The X Files (1998)

The X Files (1998), directed by Rob Bowman.

Aka The X-Files: Fight the Future.

I was never a compulsive viewer of The X-Files but I did try to catch up on the series while it was still being made. I think I saw all of the first half but gave up thereafter.

My problem was the common complaint: the alien invasion and conspiracy thread was fun but executed erratically and seemingly without any planning or direction. We would have momentous developments and then the characters would forget all about them as if they had never happened.

I found this fairly brief summary: The X-Files Wiki: Mythology. All of it was new to me so it seems I was no kind of real fan.

So how well does this first feature film, placed between seasons 5 and 6, work? It is a really nice effort, effectively using the wide screen and bigger budget. It is a real motion picture event, not just an extended series episode.

We see the difficult Mulder-Scully chemistry develop and get at least glimpses of fan favorites Skinner, the Lone Gunmen and the Cigarette-Smoking Man. Martin Landau and Terry O'Quinn are always worthwhile additions. Goodbye to Well-Manicured Man John Neville, last seen as the title character in The Adventures of Baron Munchausen (1988).

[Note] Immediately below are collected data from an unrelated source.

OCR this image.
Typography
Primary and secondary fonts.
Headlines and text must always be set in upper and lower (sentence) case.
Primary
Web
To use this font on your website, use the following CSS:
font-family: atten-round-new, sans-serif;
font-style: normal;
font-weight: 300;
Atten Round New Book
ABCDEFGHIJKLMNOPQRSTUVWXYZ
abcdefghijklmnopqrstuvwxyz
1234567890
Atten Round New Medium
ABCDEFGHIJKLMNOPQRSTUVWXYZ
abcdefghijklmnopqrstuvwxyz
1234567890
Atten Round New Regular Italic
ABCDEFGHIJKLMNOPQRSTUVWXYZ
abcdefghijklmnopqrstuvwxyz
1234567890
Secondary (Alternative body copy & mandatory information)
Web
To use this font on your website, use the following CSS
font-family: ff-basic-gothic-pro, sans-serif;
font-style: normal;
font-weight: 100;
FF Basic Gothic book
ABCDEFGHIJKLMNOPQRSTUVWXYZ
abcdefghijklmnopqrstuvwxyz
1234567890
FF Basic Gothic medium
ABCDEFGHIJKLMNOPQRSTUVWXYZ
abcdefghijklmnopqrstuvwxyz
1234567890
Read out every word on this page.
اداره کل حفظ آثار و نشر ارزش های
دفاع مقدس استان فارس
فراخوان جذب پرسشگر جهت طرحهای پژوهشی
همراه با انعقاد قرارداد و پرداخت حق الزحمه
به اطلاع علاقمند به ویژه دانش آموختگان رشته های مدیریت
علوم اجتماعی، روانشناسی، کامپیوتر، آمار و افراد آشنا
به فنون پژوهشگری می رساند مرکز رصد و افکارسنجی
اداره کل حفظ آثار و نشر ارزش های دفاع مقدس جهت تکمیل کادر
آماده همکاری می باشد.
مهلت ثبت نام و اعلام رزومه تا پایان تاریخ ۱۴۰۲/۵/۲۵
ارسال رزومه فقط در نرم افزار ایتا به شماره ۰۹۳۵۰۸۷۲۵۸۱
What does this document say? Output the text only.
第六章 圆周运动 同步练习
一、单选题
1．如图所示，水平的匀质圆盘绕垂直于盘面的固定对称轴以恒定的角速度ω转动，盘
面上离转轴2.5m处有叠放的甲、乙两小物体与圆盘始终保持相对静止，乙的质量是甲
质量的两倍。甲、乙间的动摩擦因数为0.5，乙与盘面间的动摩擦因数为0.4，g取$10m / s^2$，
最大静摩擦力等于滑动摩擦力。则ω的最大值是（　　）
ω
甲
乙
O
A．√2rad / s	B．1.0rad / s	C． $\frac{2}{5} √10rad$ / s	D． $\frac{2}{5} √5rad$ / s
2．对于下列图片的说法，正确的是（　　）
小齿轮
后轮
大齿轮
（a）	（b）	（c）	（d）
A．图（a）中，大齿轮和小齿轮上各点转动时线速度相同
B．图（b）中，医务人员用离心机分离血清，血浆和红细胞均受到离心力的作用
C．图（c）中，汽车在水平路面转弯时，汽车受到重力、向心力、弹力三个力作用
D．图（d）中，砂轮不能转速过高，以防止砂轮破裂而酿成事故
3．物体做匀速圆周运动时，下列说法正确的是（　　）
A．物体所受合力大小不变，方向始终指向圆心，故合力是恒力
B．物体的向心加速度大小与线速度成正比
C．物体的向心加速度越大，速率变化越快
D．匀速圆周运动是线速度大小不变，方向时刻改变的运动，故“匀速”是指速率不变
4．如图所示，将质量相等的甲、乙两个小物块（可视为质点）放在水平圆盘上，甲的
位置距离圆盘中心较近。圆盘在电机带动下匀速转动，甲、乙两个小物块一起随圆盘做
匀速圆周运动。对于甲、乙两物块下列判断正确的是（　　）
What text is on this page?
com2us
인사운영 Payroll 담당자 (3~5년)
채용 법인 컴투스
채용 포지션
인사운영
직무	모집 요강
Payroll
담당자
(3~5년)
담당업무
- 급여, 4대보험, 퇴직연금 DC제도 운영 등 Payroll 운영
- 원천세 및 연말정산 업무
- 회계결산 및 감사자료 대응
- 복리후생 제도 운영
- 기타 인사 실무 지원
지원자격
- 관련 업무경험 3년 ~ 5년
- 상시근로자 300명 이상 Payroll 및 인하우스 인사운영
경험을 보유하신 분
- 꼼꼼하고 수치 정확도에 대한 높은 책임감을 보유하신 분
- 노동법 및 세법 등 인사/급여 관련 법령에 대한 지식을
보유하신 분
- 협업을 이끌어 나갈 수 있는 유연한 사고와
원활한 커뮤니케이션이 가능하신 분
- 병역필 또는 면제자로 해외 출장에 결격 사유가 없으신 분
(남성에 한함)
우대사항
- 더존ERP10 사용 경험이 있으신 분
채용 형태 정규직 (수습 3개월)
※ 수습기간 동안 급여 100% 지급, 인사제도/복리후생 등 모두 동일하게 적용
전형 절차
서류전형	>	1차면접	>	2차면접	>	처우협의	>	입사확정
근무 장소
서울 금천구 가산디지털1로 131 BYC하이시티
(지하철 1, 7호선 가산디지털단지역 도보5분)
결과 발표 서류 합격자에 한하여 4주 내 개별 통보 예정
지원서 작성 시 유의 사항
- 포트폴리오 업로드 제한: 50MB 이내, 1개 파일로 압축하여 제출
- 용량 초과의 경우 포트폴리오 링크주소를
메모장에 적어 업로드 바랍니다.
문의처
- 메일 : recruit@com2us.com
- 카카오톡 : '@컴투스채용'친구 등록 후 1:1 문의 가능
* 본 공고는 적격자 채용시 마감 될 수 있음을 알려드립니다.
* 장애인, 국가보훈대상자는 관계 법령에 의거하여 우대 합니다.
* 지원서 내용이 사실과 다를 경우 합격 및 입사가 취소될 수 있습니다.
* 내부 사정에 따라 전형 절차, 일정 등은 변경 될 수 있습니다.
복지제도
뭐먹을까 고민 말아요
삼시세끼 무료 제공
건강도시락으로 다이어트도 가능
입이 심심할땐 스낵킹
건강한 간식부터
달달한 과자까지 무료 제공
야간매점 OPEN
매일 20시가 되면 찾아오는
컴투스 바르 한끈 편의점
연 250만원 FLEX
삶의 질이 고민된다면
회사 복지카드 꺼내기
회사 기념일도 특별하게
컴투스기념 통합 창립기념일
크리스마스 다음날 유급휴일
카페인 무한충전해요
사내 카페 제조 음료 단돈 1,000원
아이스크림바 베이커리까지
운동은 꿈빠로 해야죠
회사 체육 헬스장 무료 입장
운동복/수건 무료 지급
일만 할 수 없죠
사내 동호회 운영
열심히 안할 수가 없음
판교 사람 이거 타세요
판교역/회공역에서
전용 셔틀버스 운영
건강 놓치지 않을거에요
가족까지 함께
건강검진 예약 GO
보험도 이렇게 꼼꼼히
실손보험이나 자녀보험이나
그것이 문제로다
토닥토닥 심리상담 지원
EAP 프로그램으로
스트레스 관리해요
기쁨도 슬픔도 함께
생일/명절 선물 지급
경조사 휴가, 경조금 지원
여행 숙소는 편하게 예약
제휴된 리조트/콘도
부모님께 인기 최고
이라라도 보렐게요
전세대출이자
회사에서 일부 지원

(I expected him to come back in later seasons. Just forget that car bomb business, right?)

I liked the Neanderthal setup: our clue that this is a long game. Mulder later jogs across the snow just as they do and breaks through the surface like the kids in Texas.

Big alien spacecraft reveal in the improbably heroic Antarctica action.

And they do explain more of the alien and conspiracy plot, although I did not follow the explanation very closely. The "extended version" on the Blu-ray seems a bit better in this regard although the differences in the cuts is minor.

Scratching my head:

Available on Blu-ray.

Two commentary tracks: one with director Rob Bowman and writer Chris Carter, and a later one with them and writer Frank Spotnitz and producer Daniel Sackheim. These are all production reminiscences, none of it really essential.

They think the mythology is sufficiently well explained.